The rendering fixes applied to this plane, most specifically the multiple element mappings, have completely overwhelmed the current Studio tool, and it can no longer open this aircraft's fuselage file. The last 40% of the development was done with a text editor.

SteveT and Karel have also experienced the same dilemmas and the failure of the current Studio tool to be able to handle the rendering fixes we have to use without a bsp calculator tool. So sorry to say, biplanes are at the extreme limit of what we can accomplish in EAW and each one is a hard won achievement. Worse, because they (I-15, He51, Cr32, etc.) can't be opened with Studio, further developments of new biplanes can't readily use them as a basis to work from.

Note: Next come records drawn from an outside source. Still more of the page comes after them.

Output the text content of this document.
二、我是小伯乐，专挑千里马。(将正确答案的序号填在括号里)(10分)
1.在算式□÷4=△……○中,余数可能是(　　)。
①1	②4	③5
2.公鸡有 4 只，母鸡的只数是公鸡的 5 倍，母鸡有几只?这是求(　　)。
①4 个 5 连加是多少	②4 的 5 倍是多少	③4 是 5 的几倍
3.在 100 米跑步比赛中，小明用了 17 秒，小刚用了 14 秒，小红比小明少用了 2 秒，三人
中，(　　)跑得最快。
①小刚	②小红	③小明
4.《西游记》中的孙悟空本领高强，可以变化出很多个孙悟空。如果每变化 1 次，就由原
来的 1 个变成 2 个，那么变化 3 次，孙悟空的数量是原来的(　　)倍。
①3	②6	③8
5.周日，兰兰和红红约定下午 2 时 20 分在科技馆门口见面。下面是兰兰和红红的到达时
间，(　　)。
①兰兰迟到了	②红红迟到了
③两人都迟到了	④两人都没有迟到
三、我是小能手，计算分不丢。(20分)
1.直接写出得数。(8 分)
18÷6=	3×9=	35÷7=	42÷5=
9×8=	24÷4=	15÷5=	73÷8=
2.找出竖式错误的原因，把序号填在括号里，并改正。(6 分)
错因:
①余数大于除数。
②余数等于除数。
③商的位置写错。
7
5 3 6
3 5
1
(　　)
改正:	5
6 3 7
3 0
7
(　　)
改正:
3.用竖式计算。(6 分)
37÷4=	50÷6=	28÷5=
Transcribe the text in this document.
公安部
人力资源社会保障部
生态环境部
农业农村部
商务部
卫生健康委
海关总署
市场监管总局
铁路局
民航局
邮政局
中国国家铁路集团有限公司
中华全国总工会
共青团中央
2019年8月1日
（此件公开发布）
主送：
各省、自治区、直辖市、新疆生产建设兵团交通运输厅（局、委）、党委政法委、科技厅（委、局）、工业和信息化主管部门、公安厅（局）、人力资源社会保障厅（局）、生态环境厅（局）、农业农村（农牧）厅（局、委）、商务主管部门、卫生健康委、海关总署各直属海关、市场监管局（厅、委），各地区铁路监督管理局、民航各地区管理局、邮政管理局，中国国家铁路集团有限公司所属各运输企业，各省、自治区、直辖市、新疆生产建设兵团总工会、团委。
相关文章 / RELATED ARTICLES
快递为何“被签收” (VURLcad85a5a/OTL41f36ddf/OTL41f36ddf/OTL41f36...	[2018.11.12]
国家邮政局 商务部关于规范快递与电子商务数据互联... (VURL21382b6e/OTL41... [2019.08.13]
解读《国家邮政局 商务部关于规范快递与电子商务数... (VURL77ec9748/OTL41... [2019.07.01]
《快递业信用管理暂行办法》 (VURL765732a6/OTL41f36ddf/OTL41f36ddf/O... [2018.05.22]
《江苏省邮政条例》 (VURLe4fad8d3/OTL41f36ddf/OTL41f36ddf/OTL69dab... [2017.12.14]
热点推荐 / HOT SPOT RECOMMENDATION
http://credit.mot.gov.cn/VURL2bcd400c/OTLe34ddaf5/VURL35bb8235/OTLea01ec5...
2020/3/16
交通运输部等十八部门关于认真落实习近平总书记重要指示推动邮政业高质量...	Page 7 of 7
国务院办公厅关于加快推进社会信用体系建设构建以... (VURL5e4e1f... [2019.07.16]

Having said all of that (I am frustrated, after all) this is not a bad model and I think you will have a lot of fun flying it. It's just not perfect, and I wanted it to be perfect.

SteveT has made a completely new cockpit for it, and what a beauty it is, too. Steve also contributed the long distance model.

I created a new medium distance model and shadow for the plane, the skin etc. 

What's so great about the distance models? They have two wings of course! ;>)

Fly it in the SCW campaign, or in Charles Gunst's ECAPanel in the Spitfire 14 slot. I hope you like it.